The left hand side of the model equation Eq. (3) can be proved as a hyperbolic system. The method of proof is similar to the Hydro-Acoustics (Under Development).

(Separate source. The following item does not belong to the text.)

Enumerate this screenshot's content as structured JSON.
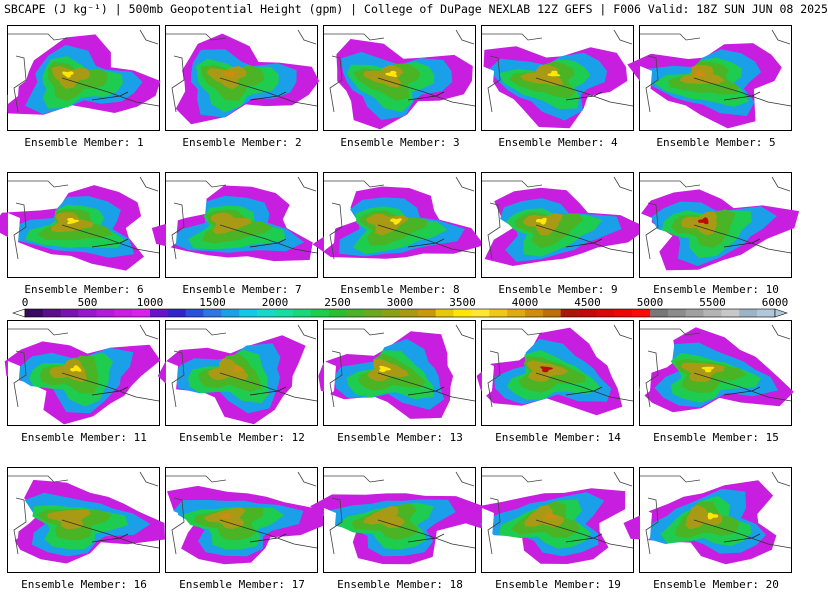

The list of the eigenvalues is provided:

(8)$\lambda_{1,2,3,4,5,6\cdots} = \pm\sqrt{ar(k^2_1+k^2_2+k^2_3)}, \pm\sqrt{br(k^2_1+k^2_2+k^2_3)}, \pm\sqrt{br(k^2_1+k^2_2+k^2_3)}, 0,\cdots,$

where $$r = \frac{1}{\rho}, a = G^{\psi}_e+\sum^L_{l=1}G^{\psi}_l$$, and $$b = G^{\mu}_e+\sum^L_{l=1}G^{\mu}_l$$. The $$k_1, k_2$$, and $$k_3$$ are the components of a direction vector, as used in Hydro-Acoustics (Under Development).